Sheep farmers are grazing their sheep in the highland pastures Almenningar, next to the nature reserve Þórsmörk in south Iceland. The Iceland Forest Service and the Soil Conservation Service of Iceland have harshly criticized the move.
Archive photo by Páll Stefánsson.
“It is never our intention to graze our sheep on our neighbor’s land, but if the neighbor is supposed to fence off his land and doesn’t do it—how long are we supposed to wait?” asks Guðmundur Viðarsson, spokesperson for the owners of the highland pastures in Almenningar, next to Þórsmörk, Fréttablaðið reports.
The farmers’ actions have been deemed as immoral, as their sheep now have access to sensitive forestation areas in Þórsmörk.
Guðmundur responded by saying it is the role of the Iceland Forest Service to separate the forestation area from the highland pastures.

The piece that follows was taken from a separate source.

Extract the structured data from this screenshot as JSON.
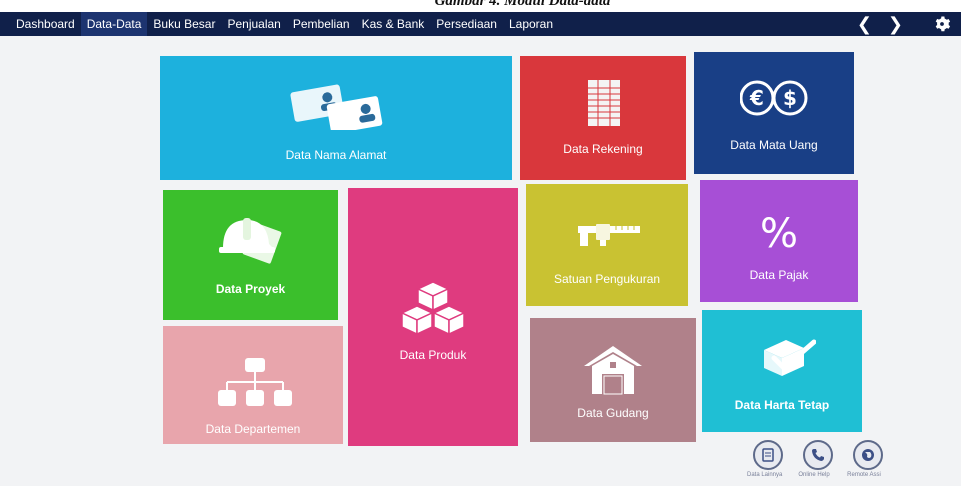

He added farmers have already given them three years to put up a fence.
In a declaration, the Iceland Forest Service protests the driving of the sheep into Almenningar.

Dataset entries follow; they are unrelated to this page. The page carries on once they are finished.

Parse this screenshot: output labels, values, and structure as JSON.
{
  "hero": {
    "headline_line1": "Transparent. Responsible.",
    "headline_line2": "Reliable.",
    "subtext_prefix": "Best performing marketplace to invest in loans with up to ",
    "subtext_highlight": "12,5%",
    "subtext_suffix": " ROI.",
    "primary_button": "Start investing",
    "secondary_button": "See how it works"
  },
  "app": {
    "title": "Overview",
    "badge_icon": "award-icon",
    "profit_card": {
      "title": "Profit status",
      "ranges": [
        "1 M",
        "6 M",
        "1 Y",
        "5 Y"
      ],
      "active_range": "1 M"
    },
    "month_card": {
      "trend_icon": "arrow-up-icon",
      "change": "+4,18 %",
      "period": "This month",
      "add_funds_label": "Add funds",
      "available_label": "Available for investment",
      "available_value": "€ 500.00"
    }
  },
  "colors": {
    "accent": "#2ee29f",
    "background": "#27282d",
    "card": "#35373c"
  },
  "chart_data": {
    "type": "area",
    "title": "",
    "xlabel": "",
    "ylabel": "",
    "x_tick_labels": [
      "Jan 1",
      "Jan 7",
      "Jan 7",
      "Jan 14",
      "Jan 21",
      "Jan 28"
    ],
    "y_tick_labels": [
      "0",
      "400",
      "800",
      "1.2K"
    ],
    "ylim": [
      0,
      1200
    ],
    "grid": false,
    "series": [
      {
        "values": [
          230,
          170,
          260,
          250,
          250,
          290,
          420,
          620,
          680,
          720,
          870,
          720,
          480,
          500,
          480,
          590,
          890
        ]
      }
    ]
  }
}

“The pastures—which are considered unsuitable for grazing in a recent report from the Agricultural University of Iceland—is not fenced off […]. There is a risk of such grazing ruining decades of work conducted by volunteers and institutions in reclaiming birch forests and vegetation in the Þórsmörk area,” the declaration reads.

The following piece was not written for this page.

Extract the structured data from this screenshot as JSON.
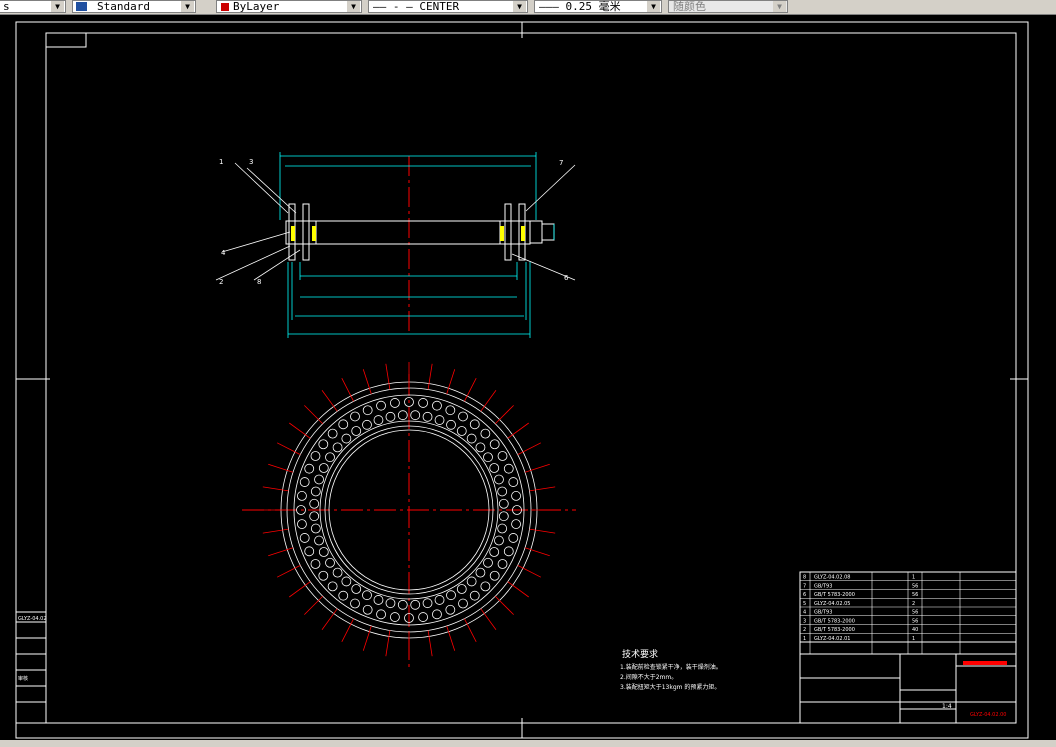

The affair has a long history. In 1930 farmers in Fljótshlíð handed over the area to the Iceland Forest Service for administration under the condition that it be fenced off.
In 1990 a ten-year agreement on the preservation of Almenningar was made, following which the Iceland Forest Service removed the fence as its maintenance was expensive and the fence was considered unnecessary in light of the agreement.
After the agreement expired, farmers were unwilling to extend it and wanted to resume the grazing of sheep in Almenningar. A court determined that the area was a public land but farmers kept the ownership of highland pasture rights.
Sveinn Runólfsson, director of the Soil Conservation Service of Iceland, told RÚV that farmers are violating the mountain herding agreement of Rangárvallasýsla County and a new agreement of the local government on the driving of sheep to highland pastures, which states that sheep cannot be grazed in areas before their grazing capabilities have been evaluated.
Guðmundur dismisses Sveinn’s reasoning, commenting, “he just has to sue.”
In his blog on dv.is, author and guide Páll Ásgeir Ásgeirsson pointed out that the 28 sheep in question are owned by two men, a tinsmith and computer scientist, indicating that they are not serious farmers.
Páll Ásgeir is outraged by the grazing of sheep in Almenningar, calling it “terrorism”.